Siz Olsaydınız Ne Yapardınız?

Taraf, “Pop-Up” köşesi, 15 Mayıs 2013

Epeyce bir zaman önce, New York’un tekinsizlikte başı çektiği yıllarda (on yıldır en güvenli büyük kentlerden biridir), olağanüstü soğuk bir gece yarısı dalgınlığıma geldi, karanlık bir ara sokağa saptım ve soyuldum. Bir arabanın arkasından on beş yaşlarında iki siyahî çocuk çıktı, biri elindeki tabancayı gösterdi, yedi dolar param vardı, “Kusura bakmayın, bu kadar” deyip uzattım. İnanmayıp ceplerimi yokladılar, kolye falan baktılar, “Bir bu kol saatim var, isterseniz buyurun” dedim, beğenmediler, “Dön, arkana bakmadan geldiğin yöne yürü” dediler. O kadar.

Eve gelince 911’e telefon ettim, soyulduğumu, canımı acıtmadıklarını, bir şey yapılması için değil, yalnızca bilgilendirmek için aradığımı söyledim. Hattaki kişi olay yerini sordu, “Çocuklar siyah mıydı, beyaz mı?” dedi, giysilerini tarif etmemi istedi, sonra “sokağa çık, polis arabası geliyor seni almaya” dedi.

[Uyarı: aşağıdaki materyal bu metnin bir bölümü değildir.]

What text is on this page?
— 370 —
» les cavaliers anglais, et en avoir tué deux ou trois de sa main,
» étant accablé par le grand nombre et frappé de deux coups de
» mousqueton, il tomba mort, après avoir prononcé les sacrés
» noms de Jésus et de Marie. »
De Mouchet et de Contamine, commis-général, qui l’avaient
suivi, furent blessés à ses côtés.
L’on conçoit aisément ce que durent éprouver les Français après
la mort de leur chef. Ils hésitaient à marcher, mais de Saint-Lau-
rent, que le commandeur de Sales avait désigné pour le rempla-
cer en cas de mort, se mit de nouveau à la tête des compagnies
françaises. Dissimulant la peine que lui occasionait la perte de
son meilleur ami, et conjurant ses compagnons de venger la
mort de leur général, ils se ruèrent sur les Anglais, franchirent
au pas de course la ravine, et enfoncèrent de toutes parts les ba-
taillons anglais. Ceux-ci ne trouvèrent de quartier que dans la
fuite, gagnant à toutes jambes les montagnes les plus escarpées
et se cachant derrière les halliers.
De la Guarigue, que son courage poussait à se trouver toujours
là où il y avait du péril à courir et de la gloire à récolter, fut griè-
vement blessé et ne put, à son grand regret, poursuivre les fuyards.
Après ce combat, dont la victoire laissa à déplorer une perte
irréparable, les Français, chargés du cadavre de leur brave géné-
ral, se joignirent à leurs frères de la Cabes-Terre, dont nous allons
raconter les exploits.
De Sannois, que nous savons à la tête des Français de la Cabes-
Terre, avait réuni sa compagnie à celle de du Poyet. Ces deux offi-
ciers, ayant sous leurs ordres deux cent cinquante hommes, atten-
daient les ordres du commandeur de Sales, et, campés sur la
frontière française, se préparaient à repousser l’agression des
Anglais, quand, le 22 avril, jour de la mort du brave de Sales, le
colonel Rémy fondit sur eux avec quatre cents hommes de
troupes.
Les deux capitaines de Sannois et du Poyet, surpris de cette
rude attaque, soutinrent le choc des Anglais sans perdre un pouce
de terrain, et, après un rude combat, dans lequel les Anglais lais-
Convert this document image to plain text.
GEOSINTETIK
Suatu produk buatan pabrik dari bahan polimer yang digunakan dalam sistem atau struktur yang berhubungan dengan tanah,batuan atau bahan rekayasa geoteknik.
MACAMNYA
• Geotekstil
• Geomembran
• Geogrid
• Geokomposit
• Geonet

Arabada arkaya oturdum, öndeki iki polisin biri arabayı kullanıyordu, diğeri sürekli telsizle konuşuyordu. Birkaç sokak gidip durduk, baktım polisler kaldırımda iki siyahîyi durdurmuş bekletiyorlar. “Bunlar mıydı?” dediler, “Hayır” dedim. Başka bir yere gittik, orada da titreye titreye iki kişi bekliyor, “Bunlar da değildi.” Özetle, o bölgede nerede gençten iki siyahî görmüşlerse gelip bakmam için durdurmuş bekletiyorlardı. Hiç aklıma yatmadı, “Beyler, bunu yapmaya hakkınız var mı? Doğru mu bu?” gibisinden bir şeyler dedim, arabayı durdurup avaz avaz, küfrün bini bir para bağırmaya başladılar: “Keyfimizden mi yapıyoruz? Sen soyulma diye yapıyoruz. Senin gibi ‘PC’ler (siyaseten doğrucu) yüzünden oluyor bunlar zaten.” “Beni soyanlar Hispanik olsaydı, beyaz olsaydı ne olacaktı? Bu adamlara derilerinin renginden dolayı potansiyel suçlu muamelesi yapıyorsunuz” dedim. “Bırak bu ağızları, kimin yolda adam soyup kimin soymadığını sen de bal gibi biliyorsun” dediler. “Öyle olsa da bu yaptığınız çözüm değil, bence suça teşvik” deyince daha da tepeleri attı, “Senin gibilere müstahak, gelecek sefere bir de bir yerine bir şey saplasınlar da gör” deyip telsize “Bırakın hepsini gitsin, bu adam bozuk çıktı,” bana da “H..tir in git” dediler. Taksiye binecek para da, o saatte bir bankamatikten para çekecek cesaret de kalmadığından, soğuktan dişlerim takırdayarak epeyce bir yol yürüdüm eve varmak için.

Ertesi gün kibar bir polis aradı, o çocuklara rastlarsam hemen aramam için özel bir telefon numarası verdi. Ve de birkaç gün sonra baktım, benimkiler köşedeki parkta oturuyorlar. Yaşları sandığımdan da küçüktü. Sonradan hayatlarına eğri yollarda devam etmiş olmaları büyük olasılık, ama o gün bunları tutuklatsam başlarına gelecekleri, doğru yolu bulma şanslarını ellerinden büsbütün almış olacağımı düşündüm ve polisi aramadım. Soygun sırasında hırpalanmış olsaydım da aramaz mıydım acaba? Bilmiyorum. Ama bunun hiç kimseye bir yararı olmazdı, ona hâlâ eminim.